In God We Trust

May 2, 2018 § 1 Comment

As we discussed yesterday, it was a dispute over whether the local church held property in trust for the denomination that brought First Presbyterian Church of Starkville into litigation with the Presbytery of Saint Andrew, PCUSA.

Justice Randolph’s majority opinion in Presbytery of Saint Andrew, PCUSA v. First Presbyterian Church PCUSA of Starkville, Mississippi, decided April 12, 2018, includes a precise summary of the law of trusts in Mississippi. I thought it would be something you might find useful:

¶23. Generally, trusts are classified under two broad categories: (1) express trusts and (2) implied trusts.

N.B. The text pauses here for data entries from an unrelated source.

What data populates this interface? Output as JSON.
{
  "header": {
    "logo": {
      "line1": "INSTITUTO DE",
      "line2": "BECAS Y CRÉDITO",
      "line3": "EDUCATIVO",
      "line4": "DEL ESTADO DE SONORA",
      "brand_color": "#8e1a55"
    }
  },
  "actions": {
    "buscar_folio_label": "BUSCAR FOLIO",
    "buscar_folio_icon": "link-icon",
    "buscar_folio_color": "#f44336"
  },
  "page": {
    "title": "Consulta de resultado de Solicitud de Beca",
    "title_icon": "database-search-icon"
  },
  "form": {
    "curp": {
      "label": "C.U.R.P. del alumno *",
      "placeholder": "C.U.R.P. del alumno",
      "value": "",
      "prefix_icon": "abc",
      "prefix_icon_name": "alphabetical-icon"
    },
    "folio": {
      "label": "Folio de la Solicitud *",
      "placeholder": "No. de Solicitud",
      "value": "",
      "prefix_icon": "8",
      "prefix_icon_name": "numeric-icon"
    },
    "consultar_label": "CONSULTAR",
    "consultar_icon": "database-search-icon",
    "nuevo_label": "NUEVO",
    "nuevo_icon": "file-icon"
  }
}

Mississippi law requires that “no trust of or in any real property can be created except by written instrument signed by the party who declares or creates such trust. . . .” Miss. Code Ann. § 91-8-407 (Rev. 2013). Neither party asserted the existence of any writing signed by the proper FPC officials after authorization that satisfies Section 91-8-407,whether by original deed or separate trust instrument. Likewise, no declaration of trust is filed in the land records of Oktibbeha County, Mississippi, as provided by Section 91-8-407(b)(2).

¶24. No express trusts were entered into by the parties under traditional Mississippi trust law. No reference exists in any deed to creation of a trust relationship. It follows that no clear expression of an intent to create a trust exists, nor any reference even to the term “trust.” Neither party has asserted the opposite. Likewise, no separate document such as a trust instrument exists in writing. Again, neither party asserts the contrary.

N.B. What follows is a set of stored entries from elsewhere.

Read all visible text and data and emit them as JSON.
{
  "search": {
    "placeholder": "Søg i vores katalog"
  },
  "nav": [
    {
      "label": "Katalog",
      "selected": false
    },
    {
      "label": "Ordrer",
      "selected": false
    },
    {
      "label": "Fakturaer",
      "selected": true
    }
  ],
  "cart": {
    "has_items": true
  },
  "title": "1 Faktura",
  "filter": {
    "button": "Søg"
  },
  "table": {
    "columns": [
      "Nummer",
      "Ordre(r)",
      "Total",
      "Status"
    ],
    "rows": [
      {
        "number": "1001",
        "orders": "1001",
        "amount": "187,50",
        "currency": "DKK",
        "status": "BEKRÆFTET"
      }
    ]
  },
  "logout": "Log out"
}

¶25. None of the elements of creation of an express trust are present, such as the writing, the clear intent of the trustor, or the confirming authority of creation of a trust and the transfer of property by the governing body. See Church of God Pentecostal, 716 So. 2d at 208. Therefore, no traditional express trust nor any legally enforceable and separate traditional trust instrument exists or existed that would operate to vest a beneficial interest in and over the legally titled property of FPC to PCUSA.

¶26. While an express trust must be written, implied trusts differ in that they arise by implication of the law or are presumed from the circumstances. Mississippi recognizes two types of implied trusts: (1) constructive trusts and (2) resulting trusts.

¶27. A constructive trust is a judicially imposed remedy used to prevent unjust enrichment when one party wrongfully retains title to property. McNeil v. Hester, 753 So. 2d 1057, 1064 (Miss. 2000). FPC purchased the property at issue. No evidence exists that PCUSA invested any funds into the acquisition of any of the parcels of land. No evidence of any documents, oral conversations, minutes, or other written or oral supporting evidence exists that any arrangement of trust was contemplated in the tradition of a constructive trust. No constructive trust is implied by law based on the facts as agreed upon by the parties.

¶28. A resulting trust “is designed to give effect to the unwritten but actual intention of the parties at the time of the acquisition of title to the affected property.” Robert E. Williford, Trusts, 8 Encyclopedia of Mississippi Law § 73:2, 422 (2001). Additionally, Section 91-8-407(a)(2) specifically requires the intention to create a trust. When FPC incorporated in 2003, no intention to create a trust or create an express trust relationship existed. Furthermore, it is clear that PCUS disclaimed any interest in church trust property until just before the merger forming PCUSA. Although a trust provision was placed in the constitution when PCUSA was formed, the local churches were granted the right to opt out of that provision. FPC took measures on several different occasions to exercise its right to opt out. It did so in session meetings and bylaws of incorporation; it did so with reassurances by officers of PCUSA that compliance with the opt-out would allow FPC to hold title to its property. It is
reasonable to conclude the consistent position of FPC as representative of its intent that FPC wanted to remain, as it always had, the owner of its property. There is no evidence of a resulting trust.